Durante su niñez el trastorno aparentaba ser una simple hipoacusia, pero más adelante, cuando cursaba la secundaria, al elevar la vista al cielo un verano, en su casa de Needh (Massachusetts, EE.UU.), le dio la impresión de que las estrellas desaparecían de una en una. Pensó que tal vez las velaban las nubes, pero los problemas no cesaron y, al fin, le diagnosticaron el síndrome de Usher de tipo 2A, un trastorno que afecta a los sentidos de la vista y del oído y que empeora de forma paulatina con los años. En la entrevista que mantuvimos, me dijo que aceptaba con serenidad las noticias sobre su enfermedad, y añadió que, una vez asumida, decidió proseguir con su vida de siempre. Siete años han transcurrido desde el diagnóstico: ha terminado sus estudios y trabaja en el departamento de marketing de la empresa de construcción familiar, sin dejar de plantar cara, en la medida de lo posible, a un trastorno que ella insiste en que no la doblegará.

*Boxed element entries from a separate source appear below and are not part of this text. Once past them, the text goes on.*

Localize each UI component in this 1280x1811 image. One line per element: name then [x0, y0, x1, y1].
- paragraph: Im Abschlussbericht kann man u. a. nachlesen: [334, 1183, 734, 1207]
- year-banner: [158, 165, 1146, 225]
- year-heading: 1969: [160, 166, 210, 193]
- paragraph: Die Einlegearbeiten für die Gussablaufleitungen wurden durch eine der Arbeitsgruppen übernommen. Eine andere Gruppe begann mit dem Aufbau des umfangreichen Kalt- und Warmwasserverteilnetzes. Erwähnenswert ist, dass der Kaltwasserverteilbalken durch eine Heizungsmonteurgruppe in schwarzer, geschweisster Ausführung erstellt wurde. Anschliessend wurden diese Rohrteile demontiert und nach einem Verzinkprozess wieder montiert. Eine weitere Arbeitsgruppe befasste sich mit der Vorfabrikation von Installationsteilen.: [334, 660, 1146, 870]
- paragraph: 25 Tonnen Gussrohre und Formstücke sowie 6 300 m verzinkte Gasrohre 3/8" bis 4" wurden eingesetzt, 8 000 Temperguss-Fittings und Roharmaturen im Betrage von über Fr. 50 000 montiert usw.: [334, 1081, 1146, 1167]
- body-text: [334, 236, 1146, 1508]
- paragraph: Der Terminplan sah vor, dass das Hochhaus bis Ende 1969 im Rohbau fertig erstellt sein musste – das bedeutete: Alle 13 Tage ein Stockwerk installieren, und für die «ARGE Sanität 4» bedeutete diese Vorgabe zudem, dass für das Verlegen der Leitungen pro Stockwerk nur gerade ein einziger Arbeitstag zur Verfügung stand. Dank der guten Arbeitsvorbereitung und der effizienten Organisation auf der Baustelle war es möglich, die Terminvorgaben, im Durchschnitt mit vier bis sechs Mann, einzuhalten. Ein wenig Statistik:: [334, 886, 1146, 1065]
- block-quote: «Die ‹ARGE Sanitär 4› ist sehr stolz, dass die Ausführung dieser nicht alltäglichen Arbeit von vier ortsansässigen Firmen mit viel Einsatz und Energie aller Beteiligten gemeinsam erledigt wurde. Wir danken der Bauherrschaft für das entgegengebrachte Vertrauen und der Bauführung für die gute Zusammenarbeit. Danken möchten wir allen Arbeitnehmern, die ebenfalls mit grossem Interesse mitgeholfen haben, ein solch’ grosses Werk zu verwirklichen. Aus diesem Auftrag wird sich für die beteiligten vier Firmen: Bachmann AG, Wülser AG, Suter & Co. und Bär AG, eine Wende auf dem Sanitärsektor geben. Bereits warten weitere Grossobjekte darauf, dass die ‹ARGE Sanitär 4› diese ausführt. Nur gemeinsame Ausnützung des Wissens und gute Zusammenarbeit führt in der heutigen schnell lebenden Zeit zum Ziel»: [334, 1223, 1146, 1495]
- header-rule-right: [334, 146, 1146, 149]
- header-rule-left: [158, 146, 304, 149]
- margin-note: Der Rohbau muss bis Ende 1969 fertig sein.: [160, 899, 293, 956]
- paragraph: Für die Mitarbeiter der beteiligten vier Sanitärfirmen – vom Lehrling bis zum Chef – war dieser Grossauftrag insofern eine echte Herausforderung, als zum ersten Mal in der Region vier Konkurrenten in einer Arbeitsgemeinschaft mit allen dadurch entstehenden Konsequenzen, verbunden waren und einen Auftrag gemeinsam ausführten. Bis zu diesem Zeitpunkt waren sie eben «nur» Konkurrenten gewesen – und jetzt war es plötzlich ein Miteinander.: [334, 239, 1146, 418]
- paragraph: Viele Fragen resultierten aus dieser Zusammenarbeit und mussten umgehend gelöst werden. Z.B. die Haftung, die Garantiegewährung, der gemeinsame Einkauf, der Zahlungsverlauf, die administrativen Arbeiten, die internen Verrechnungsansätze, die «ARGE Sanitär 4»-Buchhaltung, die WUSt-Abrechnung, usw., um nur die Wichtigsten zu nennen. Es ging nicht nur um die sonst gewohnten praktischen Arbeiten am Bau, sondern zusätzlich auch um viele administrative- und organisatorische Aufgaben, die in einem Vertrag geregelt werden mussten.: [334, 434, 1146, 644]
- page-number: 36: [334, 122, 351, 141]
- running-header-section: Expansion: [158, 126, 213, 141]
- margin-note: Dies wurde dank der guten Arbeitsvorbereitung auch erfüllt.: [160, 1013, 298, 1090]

Poco pueden hacer los médicos en su caso. En algún momen­to se le podría colocar un implante coclear, un aparato que, sorteando las células ciliadas, estimula el nervio auditivo y permite, de algún modo, la percepción de los sonidos. Pero no deja de ser un remedio temporal. En los ojos, el implante retiniano, un chip eléctrico que estimula las células fotorreceptoras, no se utiliza mucho, pues no proporciona una visión similar a la real.

Hannah no es una lectora asidua de revistas científicas, pero sabe que no muy lejos de su casa, en unos laboratorios de Boston, viven cientos de ratones con un trastorno auditivo congénito experimental similar al suyo que mejoran gracias a una técnica denominada terapia génica. Los científicos les administran ADN sano para sustituir los tramos alterados del genoma que producen proteínas defectuosas. El año pasado, Gwenaëlle Géléoc, bióloga del Hospital Infantil de Boston, y sus colegas informaron de una «recuperación sin precedentes» en estos roedores tras la infusión de ADN en el oído interno, que restauró su capacidad auditiva hasta un nivel casi normal. Más o menos al mismo tiempo, un equipo de la Escuela de Medicina de Harvard comunicó un restablecimiento de la audición más modesto, por medio de un método genético similar en ratones aquejados de otro trastorno hereditario. Un tercer equipo de la zona de Boston empleó hace poco un método de edición o modificación génica para desactivar un gen defectuoso en «ratones Beethoven», roedores con otra forma de deterioro auditivo progresivo, cuyo nombre rememora al célebre compositor sordo. Tales avances alimentan por primera vez la esperanza de poder tratar o frenar algún día los trastornos hereditarios de la audición, uno de los defectos congénitos más frecuentes.